Помолчали. Астрид откинулась на спинку кресла, обратив лицо к небу, но глаза зажмурила. А когда она снова заговорила, то каждое слово давалось ей с трудом, будто она вытягивала их из себя, из самых глубин души и памяти.
— Как долго я ждала… Пока я нянчила и пестовала свою ненависть, затворившись в этом доме, вся жизнь прошла. Теперь-то я поняла, что заперла себя в доме, как в тюрьме, сама его в тюрьму и превратила. Твердила себе, что тут я в безопасности. Что надо подождать, пока дом не станет моим. А сейчас мне уже ясно, что все эти годы я дожидалась, пока меня освободят, но не знала, что в тюрьму заточила себя сама.
В глазах ее Вероника увидела такую скорбь и горечь, что отвернулась.
— И вот пришел срок понять правду.

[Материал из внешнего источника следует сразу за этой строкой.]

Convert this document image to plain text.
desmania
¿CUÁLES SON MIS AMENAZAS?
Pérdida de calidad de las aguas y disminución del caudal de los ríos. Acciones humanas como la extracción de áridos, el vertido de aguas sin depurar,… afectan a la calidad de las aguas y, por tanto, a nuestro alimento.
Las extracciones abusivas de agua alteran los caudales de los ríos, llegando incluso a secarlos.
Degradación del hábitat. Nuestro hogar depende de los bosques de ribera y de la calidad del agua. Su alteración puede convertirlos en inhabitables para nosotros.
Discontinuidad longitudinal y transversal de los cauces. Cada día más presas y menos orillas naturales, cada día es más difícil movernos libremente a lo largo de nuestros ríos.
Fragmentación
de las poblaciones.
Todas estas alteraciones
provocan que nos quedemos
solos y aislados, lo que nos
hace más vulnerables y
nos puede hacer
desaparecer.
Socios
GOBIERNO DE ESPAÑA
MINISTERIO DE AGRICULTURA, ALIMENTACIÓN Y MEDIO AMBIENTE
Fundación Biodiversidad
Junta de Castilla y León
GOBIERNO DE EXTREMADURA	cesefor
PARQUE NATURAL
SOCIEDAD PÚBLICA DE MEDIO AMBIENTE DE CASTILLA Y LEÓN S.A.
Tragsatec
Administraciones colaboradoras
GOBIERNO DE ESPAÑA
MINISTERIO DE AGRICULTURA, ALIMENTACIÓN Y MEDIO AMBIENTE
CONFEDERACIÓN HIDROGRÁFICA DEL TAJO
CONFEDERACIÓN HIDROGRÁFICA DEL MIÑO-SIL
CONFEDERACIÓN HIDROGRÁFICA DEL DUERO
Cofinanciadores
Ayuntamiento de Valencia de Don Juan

Встретиться с ней лицом к лицу, — закончила Астрид.
Вероника не ответила, лишь дотянулась и потрепала старушку по руке. Астрид, прищурясь, смотрела вдаль, словно что-то выискивала на горизонте.
— Теперь я знаю, что началось это все не с моего мужа, а раньше. Когда мы поженились, со мной уже было неладно. — Старуха помолчала. — Началось все тут, в этом доме.
Глава 16
Ландыш-королевич молодой,
Ландыш-королевич удалой
По своей по королевишне стенает,
Лепестки слезами орошает[20].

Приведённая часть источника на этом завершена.